Osmany Juantorena: Naszym celem jest pierwsze miejsce w grupie

WP SportoweFakty / Anna Klepaczko / Na zdjęciu: Osmany Juantorena
WP SportoweFakty / Anna Klepaczko / Na zdjęciu: Osmany Juantorena

Cucine Lube w trzech setach rozprawiła się z Asseco Resovią i tym samym zagwarantowała sobie awans do kolejnej rundy Ligi Mistrzów. - Jesteśmy w dobrej formie i drużyna pokazuje to na każdym kroku - oceniał Osmany Juantorena.

Cucine Lube w niedzielę zdobyła Puchar Włoch, a już w środę zmierzyła się na własnym boisku z rzeszowskim kolektywem. Gospodarze spotkania mimo tak napiętego grafiku po raz kolejny w trzech setach rozprawili się z Asseco Resovią.

- Przede wszystkim chciałbym pogratulować drużynie. Po tym jak zdobyliśmy Puchar Włoch nie było łatwo. Z mojego doświadczenia wiem, że gdy się takie trofeum zdobywa, to łatwo wpaść w zadowolenie oraz odrobinę zrelaksować i wciąż myśleć o tym co właściwie się przed chwilą osiągnęło. Na szczęście udało nam się zostawić tamte emocje w szatni. Nie mieliśmy też nawet czasu, żeby porządnie poświętować. Zamiast tego zagraliśmy znakomity mecz - ocenił Osmany Juantorena.

Komplet punktów zagwarantował podopiecznym Gianlorenzo Blenginiego kwalifikację do dalszej fazy rozgrywek Ligi Mistrzów.

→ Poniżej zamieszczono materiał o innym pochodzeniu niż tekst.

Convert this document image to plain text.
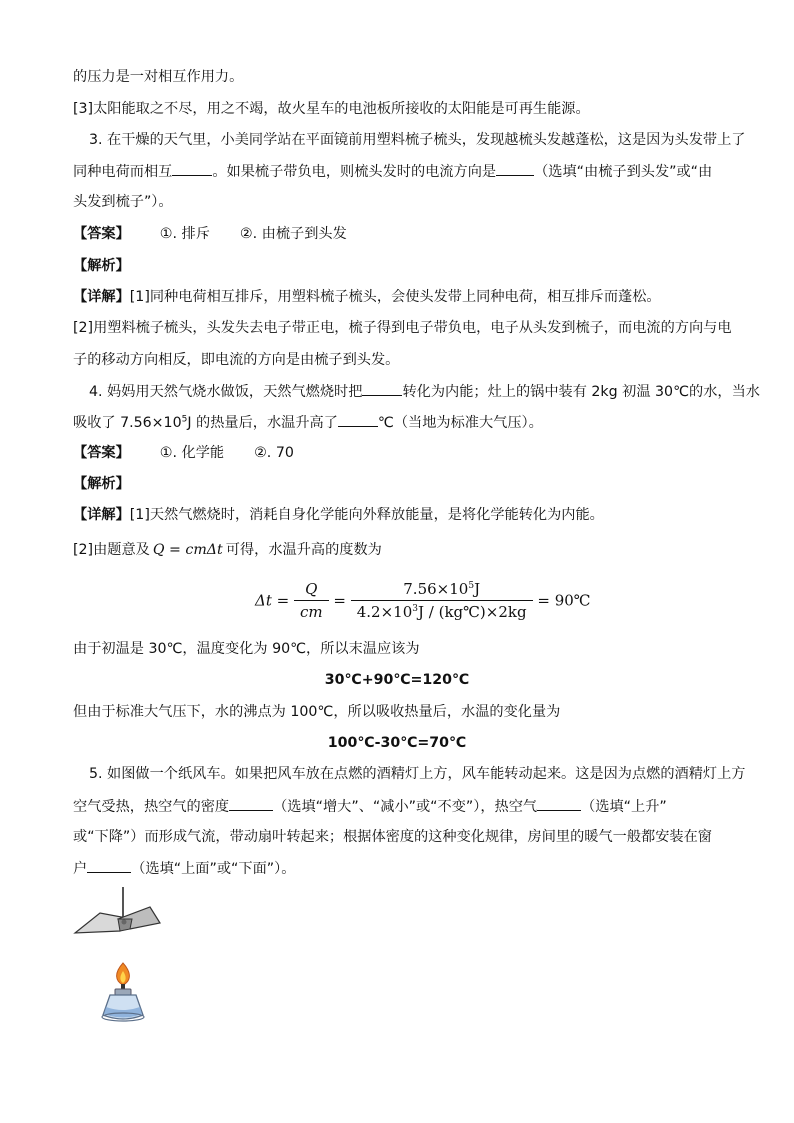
的压力是一对相互作用力。
[3]太阳能取之不尽，用之不竭，故火星车的电池板所接收的太阳能是可再生能源。
3. 在干燥的天气里，小美同学站在平面镜前用塑料梳子梳头，发现越梳头发越蓬松，这是因为头发带上了
同种电荷而相互	。如果梳子带负电，则梳头发时的电流方向是	（选填“由梳子到头发”或“由
头发到梳子”）。
【答案】 ①. 排斥 ②. 由梳子到头发
【解析】
【详解】[1]同种电荷相互排斥，用塑料梳子梳头，会使头发带上同种电荷，相互排斥而蓬松。
[2]用塑料梳子梳头，头发失去电子带正电，梳子得到电子带负电，电子从头发到梳子，而电流的方向与电
子的移动方向相反，即电流的方向是由梳子到头发。
4. 妈妈用天然气烧水做饭，天然气燃烧时把	转化为内能；灶上的锅中装有 2kg 初温 30℃的水，当水
吸收了 $7.56\times 10^5J$ 的热量后，水温升高了	℃（当地为标准大气压）。
【答案】 ①. 化学能 ②. 70
【解析】
【详解】[1]天然气燃烧时，消耗自身化学能向外释放能量，是将化学能转化为内能。
[2]由题意及 Q = cmΔt 可得，水温升高的度数为
$\Delta t = \frac{Q}{cm} = \frac{7.56\times 10^5J}{4.2\times 10^3J / (kg℃)\times 2kg}$ = 90℃
由于初温是 30℃，温度变化为 90℃，所以末温应该为
30℃+90℃=120℃
但由于标准大气压下，水的沸点为 100℃，所以吸收热量后，水温的变化量为
100℃-30℃=70℃
5. 如图做一个纸风车。如果把风车放在点燃的酒精灯上方，风车能转动起来。这是因为点燃的酒精灯上方
空气受热，热空气的密度	（选填“增大”、“减小”或“不变”），热空气	（选填“上升”
或“下降”）而形成气流，带动扇叶转起来；根据体密度的这种变化规律，房间里的暖气一般都安装在窗
户	（选填“上面”或“下面”）。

Włosi wciąż jednak walczą o najwyższą pozycję w tabeli. - Naszym celem wciąż jest wyjście z grupy na pierwszym miejscu. Teoretycznie mamy już drugie miejsce. Nie możemy jednak pozwolić sobie na żadne błędy, tak jak zrobiliśmy to w pierwszym meczu z Berlinem. Jesteśmy w dobrej formie i drużyna pokazuje to na każdym kroku. Nie możemy się jednak rozluźnić, bo nic jeszcze nie zrobiliśmy - komentował siatkarz.

Przyjmujący włoskiego kolektywu w obu pojedynkach przeciwko Pasom zaprezentował znakomitą formę. W pierwszym starciu rozgrywanym w Podpromiu, Juantorena zapisał na swoje konto 15 "oczek" w tym aż 6 asów serwisowych. W środowej rywalizacji powtórzył swój punktowy dorobek. - Nie wiem czy to najlepszy, czy najgorszy ja. Daję z siebie wszystko dla zespołu i w tym okresie udaje się to bardzo dobrze. Jestem z tego zadowolony. Nie tyle z tego co robię ja ile z tego, jak gra cała drużyna. Nawet jeśli ja gram źle najważniejsze jest to, że drużyna znajduje na to odpowiedź i wygrywa - mówił zawodnik Cucine Lube.

ZOBACZ WIDEO Ferdinando De Giorgi: Najważniejsze będą mistrzostwa Europy

Ekipa z Włoch na brak meczów narzekać nie może. Po Pucharze Włoch i pojedynku z rzeszowianami, podopieczni Blenginiego stoczą trudną, ligową potyczkę z Sir Safety Perugią. - W środę było ważne spotkanie, w niedzielę będzie kolejne, w następny weekend jeszcze jedno. Każdy mecz jest ważny. Niestety, tak jest. Kalendarz nie zależy od nas, a jest taki sam dla wszystkich. W niedzielę zagramy kolejny dobry mecz w Perugii. Damy tam z siebie wszystko - stwierdził przyjmujący.

Jednym z mocnych punktów kubańskiego siatkarza w rywalizacji z Asseco Resovią był blok. Przyjmujący trzykrotnie uniemożliwił swoim rywalom przedostanie się na drugą stronę siatki. - Każdy element jest ważny, ale bloki cieszą mnie najbardziej bo to nie jest mój mocny element, więc kiedy końcu kogoś zablokuję jestem bardzo zadowolony - zakończył Juantorena.